Holly Ebel: Small but sweet
There’s something about small town bakeries that is missing in those of supermarkets and big box stores. Nothing against those, because they certainly have a niche. What they lack is the ambiance, the aura, the home-town, welcoming feel of an old-fashioned bakery. Not to mention the aroma of freshly-baked.
When the big boys came to town, we worried they would put their smaller cousins out of business. Didn’t happen. Because these smaller, independent bakeries are important to the landscape of small town communities, we asked readers on social media: What are your favorite bakeries?
The answers came fast and furiously. It became abundantly clear that small-town bakeries are doing very well, thank you, and have a devoted following that can stretch back generations.
One such place is Bloedow’s Bakery in Winona, which may well be the oldest bakery in the state, certainly in southeastern Minnesota.
In business since 1925, it was owned and run by the Bloedow family until 2005, when it was sold to Hugh and Mary Polus, native Winonans.
Amazingly, many of their donuts, rolls and breads are still made from the recipes used on the first day of business so long ago. They also use Winona’s own Bay State flour. Big sellers include maple long johns and glazed donuts.
Another oldie but goodie is Otto’s Bakery in Byron, well-known beyond that town. Owners Ann and Otto Hemmah have been in business for the past 46 years and are still going strong along with help these days from daughter Julie.
Customers know to come early if they want an apple fritter, a Danish or a long john. Ann tells of one customer who moved away, and whenever they come back take home a big box of maple long johns. “They say ours are the best,” she said.
The Hemmahs have donated donuts every Sunday for years to Zumbro Lutheran Church.
What is it about maple frosted long johns that makes them such a top seller in so many bakeries? I don’t know, but they also are popular at the St. Charles Bakery.
In addition to the maple frosting, their other long johns have toppings of different crushed candy bars for a double sweet.
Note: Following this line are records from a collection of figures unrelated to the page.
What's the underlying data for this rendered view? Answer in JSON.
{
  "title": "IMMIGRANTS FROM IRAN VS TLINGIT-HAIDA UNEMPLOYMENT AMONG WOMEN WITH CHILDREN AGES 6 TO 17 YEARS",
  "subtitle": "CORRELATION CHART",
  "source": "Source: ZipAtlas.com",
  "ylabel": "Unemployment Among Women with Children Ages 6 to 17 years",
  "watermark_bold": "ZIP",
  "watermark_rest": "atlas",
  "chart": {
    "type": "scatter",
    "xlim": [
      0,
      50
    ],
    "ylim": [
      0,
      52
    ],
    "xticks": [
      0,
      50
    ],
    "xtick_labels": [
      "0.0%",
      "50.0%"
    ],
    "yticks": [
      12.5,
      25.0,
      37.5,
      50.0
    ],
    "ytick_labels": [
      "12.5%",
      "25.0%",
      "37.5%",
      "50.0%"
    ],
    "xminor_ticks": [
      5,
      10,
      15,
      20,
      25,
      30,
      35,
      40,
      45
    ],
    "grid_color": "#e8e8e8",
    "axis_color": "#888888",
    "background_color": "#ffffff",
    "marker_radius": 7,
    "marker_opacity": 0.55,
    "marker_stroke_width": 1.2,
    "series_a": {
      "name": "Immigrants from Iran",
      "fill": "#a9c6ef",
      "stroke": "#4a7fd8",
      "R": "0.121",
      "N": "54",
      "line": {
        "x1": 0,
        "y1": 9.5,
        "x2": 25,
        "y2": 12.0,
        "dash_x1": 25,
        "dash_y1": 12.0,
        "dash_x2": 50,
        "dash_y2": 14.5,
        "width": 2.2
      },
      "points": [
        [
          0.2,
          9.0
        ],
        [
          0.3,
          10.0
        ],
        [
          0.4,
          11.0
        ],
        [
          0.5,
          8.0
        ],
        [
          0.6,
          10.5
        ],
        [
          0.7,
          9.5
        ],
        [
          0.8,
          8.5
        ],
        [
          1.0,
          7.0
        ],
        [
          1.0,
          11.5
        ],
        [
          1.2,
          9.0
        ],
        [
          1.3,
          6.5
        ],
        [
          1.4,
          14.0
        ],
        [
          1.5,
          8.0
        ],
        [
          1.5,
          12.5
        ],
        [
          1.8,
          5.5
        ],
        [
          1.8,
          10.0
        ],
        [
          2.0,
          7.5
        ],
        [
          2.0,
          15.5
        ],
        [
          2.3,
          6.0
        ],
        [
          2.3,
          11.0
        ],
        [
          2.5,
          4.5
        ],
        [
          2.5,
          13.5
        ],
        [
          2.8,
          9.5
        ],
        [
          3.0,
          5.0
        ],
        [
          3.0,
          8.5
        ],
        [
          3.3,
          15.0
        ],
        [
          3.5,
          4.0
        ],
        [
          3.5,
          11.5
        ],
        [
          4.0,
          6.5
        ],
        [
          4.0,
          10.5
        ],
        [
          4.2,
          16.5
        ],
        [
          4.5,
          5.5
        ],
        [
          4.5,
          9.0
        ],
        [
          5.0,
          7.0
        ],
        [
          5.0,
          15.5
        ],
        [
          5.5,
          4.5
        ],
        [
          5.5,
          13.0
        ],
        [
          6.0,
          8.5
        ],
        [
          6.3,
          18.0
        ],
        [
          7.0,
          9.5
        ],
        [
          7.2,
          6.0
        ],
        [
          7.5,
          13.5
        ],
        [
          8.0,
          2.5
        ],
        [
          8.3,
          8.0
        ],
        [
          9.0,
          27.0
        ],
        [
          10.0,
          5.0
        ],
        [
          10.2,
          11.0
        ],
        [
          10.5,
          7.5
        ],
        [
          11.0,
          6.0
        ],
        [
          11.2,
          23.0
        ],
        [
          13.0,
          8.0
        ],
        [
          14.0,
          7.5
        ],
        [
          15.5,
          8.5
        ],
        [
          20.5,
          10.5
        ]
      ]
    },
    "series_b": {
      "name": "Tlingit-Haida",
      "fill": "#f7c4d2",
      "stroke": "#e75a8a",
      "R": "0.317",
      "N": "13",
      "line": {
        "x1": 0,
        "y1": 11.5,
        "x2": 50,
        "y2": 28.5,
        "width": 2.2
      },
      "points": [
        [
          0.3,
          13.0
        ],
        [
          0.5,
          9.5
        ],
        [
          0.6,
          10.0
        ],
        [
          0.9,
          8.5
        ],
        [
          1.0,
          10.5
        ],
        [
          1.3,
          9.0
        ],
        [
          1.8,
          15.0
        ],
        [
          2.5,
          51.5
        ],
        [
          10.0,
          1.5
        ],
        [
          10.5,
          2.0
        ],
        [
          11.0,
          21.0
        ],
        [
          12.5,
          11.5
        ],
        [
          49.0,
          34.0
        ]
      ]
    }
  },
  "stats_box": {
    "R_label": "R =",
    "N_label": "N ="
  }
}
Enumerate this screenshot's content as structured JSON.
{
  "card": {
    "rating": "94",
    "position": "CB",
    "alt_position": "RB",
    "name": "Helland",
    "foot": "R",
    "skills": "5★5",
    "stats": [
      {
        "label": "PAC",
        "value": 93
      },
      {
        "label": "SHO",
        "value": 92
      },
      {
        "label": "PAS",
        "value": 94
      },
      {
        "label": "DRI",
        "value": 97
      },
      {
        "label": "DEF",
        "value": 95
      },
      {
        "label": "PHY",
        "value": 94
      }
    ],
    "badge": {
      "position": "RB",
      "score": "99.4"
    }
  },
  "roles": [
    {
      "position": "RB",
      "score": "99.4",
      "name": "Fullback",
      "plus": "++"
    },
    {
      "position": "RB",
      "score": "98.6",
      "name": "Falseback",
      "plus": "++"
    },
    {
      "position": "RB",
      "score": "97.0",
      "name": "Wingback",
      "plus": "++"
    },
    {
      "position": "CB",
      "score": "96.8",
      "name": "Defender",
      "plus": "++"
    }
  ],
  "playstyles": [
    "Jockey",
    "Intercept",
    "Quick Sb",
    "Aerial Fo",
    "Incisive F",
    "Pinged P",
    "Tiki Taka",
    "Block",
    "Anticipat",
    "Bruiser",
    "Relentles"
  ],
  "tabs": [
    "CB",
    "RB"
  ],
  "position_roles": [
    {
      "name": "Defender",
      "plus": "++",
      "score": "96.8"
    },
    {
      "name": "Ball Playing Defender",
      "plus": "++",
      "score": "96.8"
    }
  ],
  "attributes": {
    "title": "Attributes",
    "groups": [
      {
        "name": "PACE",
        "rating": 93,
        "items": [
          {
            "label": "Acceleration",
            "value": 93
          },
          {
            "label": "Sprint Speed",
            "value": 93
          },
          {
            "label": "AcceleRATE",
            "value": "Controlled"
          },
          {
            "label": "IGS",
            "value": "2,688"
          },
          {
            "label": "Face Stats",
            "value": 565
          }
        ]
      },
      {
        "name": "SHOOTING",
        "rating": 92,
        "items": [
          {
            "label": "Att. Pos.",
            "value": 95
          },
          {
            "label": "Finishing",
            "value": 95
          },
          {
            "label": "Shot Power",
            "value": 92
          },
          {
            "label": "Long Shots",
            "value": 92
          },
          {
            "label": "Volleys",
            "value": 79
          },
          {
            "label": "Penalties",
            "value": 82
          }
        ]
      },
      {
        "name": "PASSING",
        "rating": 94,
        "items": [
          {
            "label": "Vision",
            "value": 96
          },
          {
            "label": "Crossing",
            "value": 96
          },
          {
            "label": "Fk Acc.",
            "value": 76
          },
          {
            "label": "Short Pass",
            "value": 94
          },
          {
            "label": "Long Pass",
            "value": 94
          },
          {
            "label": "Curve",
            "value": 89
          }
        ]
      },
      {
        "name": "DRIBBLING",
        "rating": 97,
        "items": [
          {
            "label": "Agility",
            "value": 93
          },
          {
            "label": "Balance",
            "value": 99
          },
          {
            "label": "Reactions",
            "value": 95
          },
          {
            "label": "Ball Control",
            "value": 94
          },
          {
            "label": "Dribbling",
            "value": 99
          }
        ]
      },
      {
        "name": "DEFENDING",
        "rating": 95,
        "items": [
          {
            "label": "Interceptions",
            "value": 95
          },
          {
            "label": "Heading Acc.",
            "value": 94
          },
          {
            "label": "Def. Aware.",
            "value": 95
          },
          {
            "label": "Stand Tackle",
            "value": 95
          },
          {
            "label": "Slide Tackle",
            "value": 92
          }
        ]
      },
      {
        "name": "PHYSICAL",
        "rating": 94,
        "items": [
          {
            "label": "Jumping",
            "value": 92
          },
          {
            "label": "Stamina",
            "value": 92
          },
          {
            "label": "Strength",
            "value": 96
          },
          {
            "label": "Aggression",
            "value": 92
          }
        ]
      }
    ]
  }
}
It was interesting to me that very few of the bakeries I spoke with have a wide selection of gluten-free items. In St. Charles, the bakery has a gluten-free monster cookie made with oatmeal, not flour.
What do they do with leftovers? “We hardly have anything left over,” said Donna Lang, with her husband Elroy one of the owners. “We pay close attention to numbers and try not to over-bake. We’ve been in business since 1976 and know quantities.”
Always a family business, the Lang children are also involved.
If you happen to be driving through Blooming Prairie, be sure to stop at The Bakery. Owner Greg Fristedt is proud of everything they bake, and it is a pretty complete selection — apple fritters, doughnuts, cookies of all kinds, caramel croissants, breads and buns.
“We carry the whole gamut, though pies and cakes need to be ordered ahead,” he said.
Especially popular during the holidays are his rosettes made with his special, secret formula. “They aren’t greasy,” he said.
Apparently the last independent bakery in Austin is Super Fresh, which also is part of a garden center. Owned by Jim Stiles, he also has a wide selection of bakery items including long johns — there they are again — cinnamon rolls, cookies and breads. The bakery recently won “Best Doughnut in Mower County,” something worth checking out.
Stiles also uses locally-grown fruits and berries in his pies.
“Berries are mostly over, but now we are gearing up for apples and apple pies,” he said.
A bakery mentioned by online readers many times as well was the Spring Valley Bakery. Sadly, it is temporarily closed.
A well-known and popular bakery in Caledonia is the Caledonia Bakery.
Providing baked goods for the community for 60 years, current owner Sue Klug has owned it for the past 13 years. Baker Paul J. Tewes has ruled the ovens for more than 30 years.
Among the specialties are the breads ranging from whole grain, pumpernickel, rye and Sue’s favorite, cranberry walnut. A variety of their pies are a big draw at the 4-H food stand during the Houston County Fair.
The bakery is especially known for its fruitcakes, chock full of fruits and pecans.
“Customers come from all over to get these, some will even buy 15-20 at a time,” Klug said. “They are awesome. Even those who don’t like fruitcake like ours.”
A heads-up if you plan to go by there — sales are by check or cash only.
Finally, don’t forget some of the other bakeries in our area: Those include Daube’s, Gingerbread House and Great Harvest in Rochester; Hanisch Bakery in Red Wing; Alicia Bakery in Austin; Winona Bread and Bagels, Winona; and Pembroke Bakery in Wabasha.